Years ago, Alabama recorded a simple song that captured a part of the mysterious synchronicity that alters the paths of ordinary human beings. The refrain celebrates the “angels” who walk here among us, who somhow apper at just the right moment and make a difference that seemed incomprehensible even moments before.
Autumn brings the Catholic celebration of those angels, of the idea that there are angels who enable us to live beyond the jagged edges of loss and pain, trauma and circumstance. But there, in the lyrics of a country song, rests the truth that the light of love bears a flame that illumninates those most challenging times. That light flickers in each of us, for each of us. Even the faintest illumination makes an enormous difference. It is the accidental meeting in a parking lot where one friend sobs on the shoulder of angel who holds the grief and the person with gentleness and hope. It is the motorist who angels the elderly accident victim. It is the child entrusted to the arms of a parent and the tender tones of a doctor explaining an unwelcome diagnosis. It is the lost toddler who claims a friendly bear protected him overnight in the woods.
Those are moments of divine spark, moments that are reminders that the journey we have been given is a sacred one, and none of us are truly alone on the path. Catholic tradition reverberates with the strength of Michael the Archangel and Gabriel’s tenderness, Raphael’s wisdom. There is grandeur and dignity in it, and there is a humility and purpose for the lesser ones, the guardians of each one of us. Today, their essence of their mission may best be captured by characters like JK Rowling’s elves, like Dobby in Harry Potter, willing to be there, to help, to intervene somehow and make things better. There is no fear and no hesitation in commitment and kindness. There is loyalty and generosity, strength and purpose. Humanity and divinity are intermingled in the moments, opening the possibility of something more than the draining stress of ordinary days.

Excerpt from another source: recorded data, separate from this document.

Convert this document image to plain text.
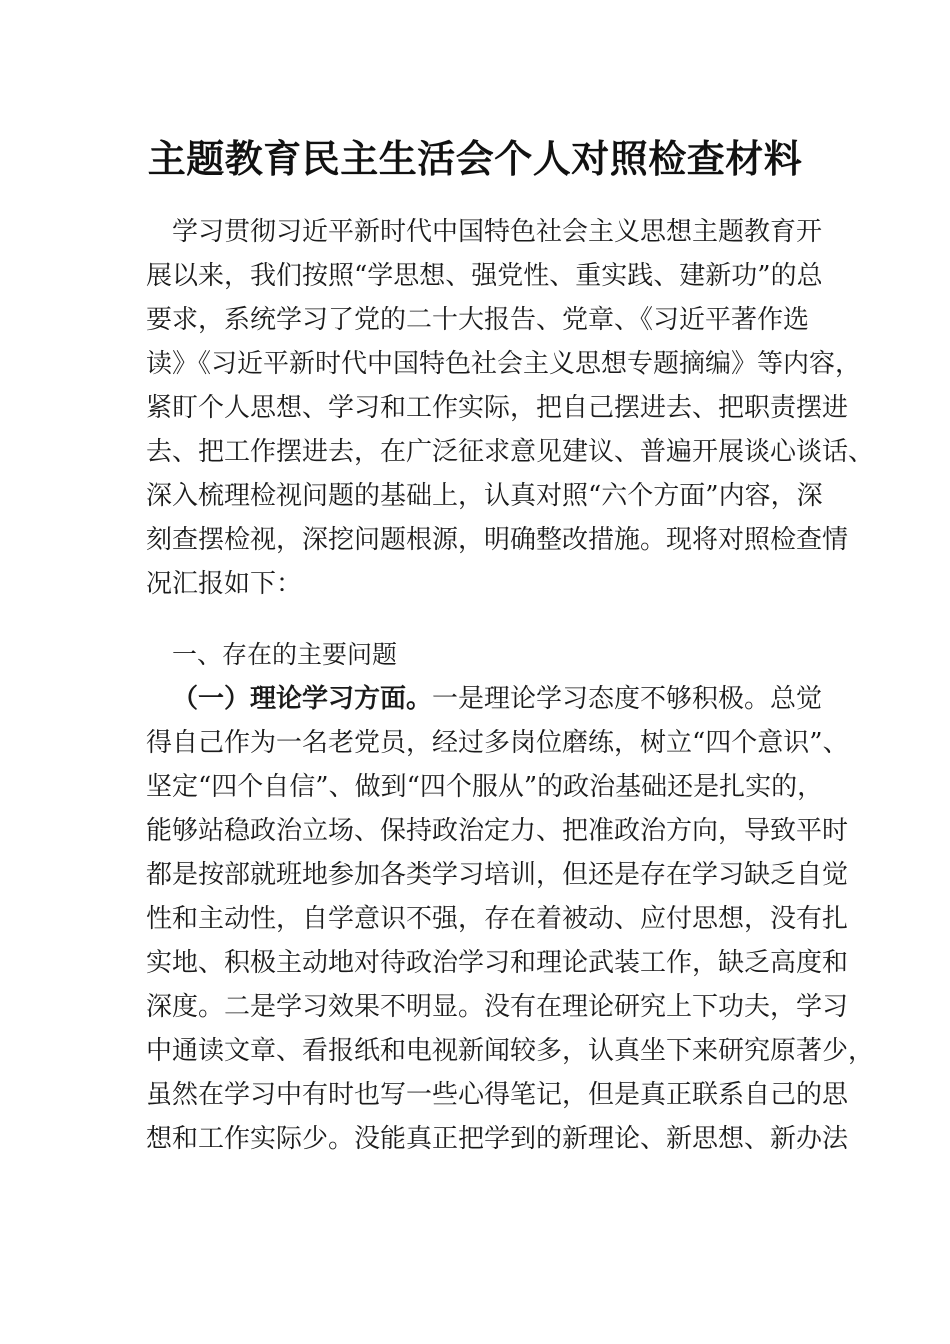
主题教育民主生活会个人对照检查材料
学习贯彻习近平新时代中国特色社会主义思想主题教育开
展以来，我们按照“学思想、强党性、重实践、建新功”的总
要求，系统学习了党的二十大报告、党章、《习近平著作选
读》《习近平新时代中国特色社会主义思想专题摘编》等内容，
紧盯个人思想、学习和工作实际，把自己摆进去、把职责摆进
去、把工作摆进去，在广泛征求意见建议、普遍开展谈心谈话、
深入梳理检视问题的基础上，认真对照“六个方面”内容，深
刻查摆检视，深挖问题根源，明确整改措施。现将对照检查情
况汇报如下：
一、存在的主要问题
（一）理论学习方面。一是理论学习态度不够积极。总觉
得自己作为一名老党员，经过多岗位磨练，树立“四个意识”、
坚定“四个自信”、做到“四个服从”的政治基础还是扎实的，
能够站稳政治立场、保持政治定力、把准政治方向，导致平时
都是按部就班地参加各类学习培训，但还是存在学习缺乏自觉
性和主动性，自学意识不强，存在着被动、应付思想，没有扎
实地、积极主动地对待政治学习和理论武装工作，缺乏高度和
深度。二是学习效果不明显。没有在理论研究上下功夫，学习
中通读文章、看报纸和电视新闻较多，认真坐下来研究原著少，
虽然在学习中有时也写一些心得笔记，但是真正联系自己的思
想和工作实际少。没能真正把学到的新理论、新思想、新办法
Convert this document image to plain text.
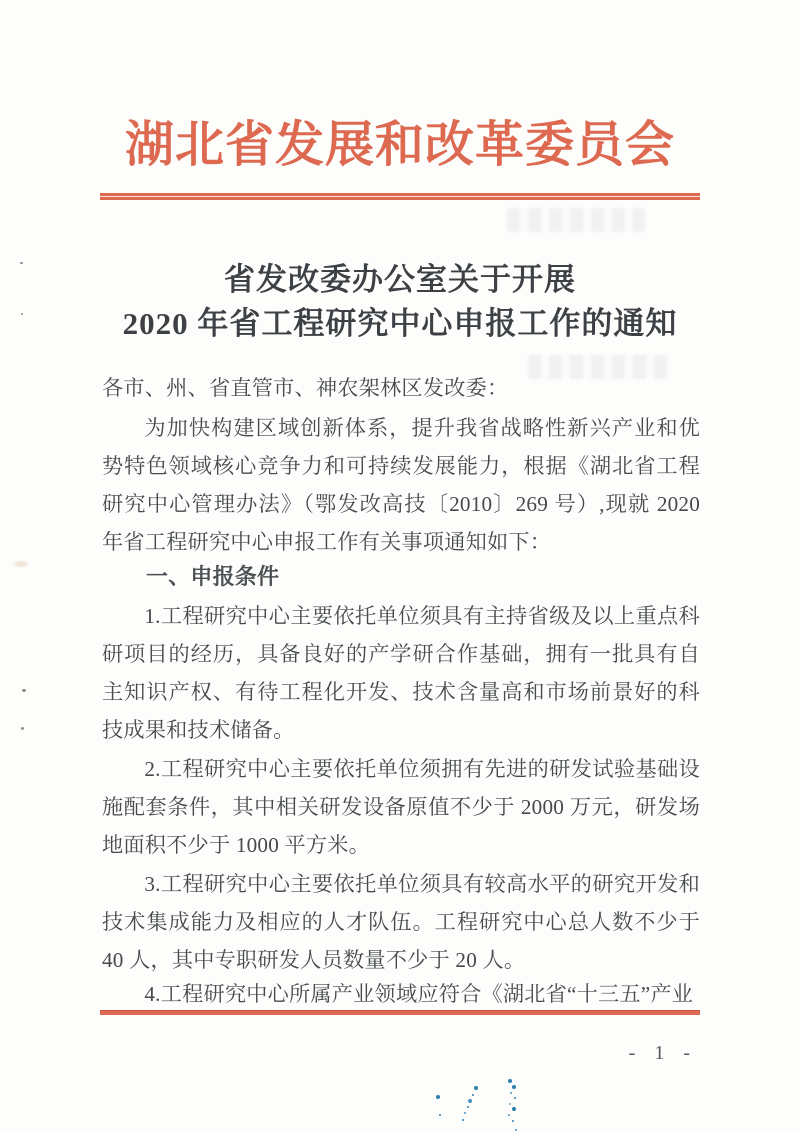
湖北省发展和改革委员会
省发改委办公室关于开展
2020 年省工程研究中心申报工作的通知

各市、州、省直管市、神农架林区发改委：

为加快构建区域创新体系，提升我省战略性新兴产业和优势特色领域核心竞争力和可持续发展能力，根据《湖北省工程研究中心管理办法》（鄂发改高技〔2010〕269 号）,现就 2020 年省工程研究中心申报工作有关事项通知如下：

一、申报条件

1.工程研究中心主要依托单位须具有主持省级及以上重点科研项目的经历，具备良好的产学研合作基础，拥有一批具有自主知识产权、有待工程化开发、技术含量高和市场前景好的科技成果和技术储备。

2.工程研究中心主要依托单位须拥有先进的研发试验基础设施配套条件，其中相关研发设备原值不少于 2000 万元，研发场地面积不少于 1000 平方米。

3.工程研究中心主要依托单位须具有较高水平的研究开发和技术集成能力及相应的人才队伍。工程研究中心总人数不少于 40 人，其中专职研发人员数量不少于 20 人。

4.工程研究中心所属产业领域应符合《湖北省“十三五”产业

- 1 -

Here, lingering with the pandemic in a world roaring with technological and social changes, stress, anxieties and conflict engulf even the most confident among us. But there are the angels dancing among and between us, stretching a spectre of the divine over what seems most painfully human. And so we grow and become angels for one another, building experiences of the best of what is human and the touch of what is divine into the daily cycle of twenty hours. Increments of time are enriched by the light of that love, the lessons of how to live and how to give. The real gift is to know the touch of angels, to grasp the outreached hand, to rest and trust the guidance and the safety that love and light affords. Yes to the angels among us and yes to choosing the moment to be the angel!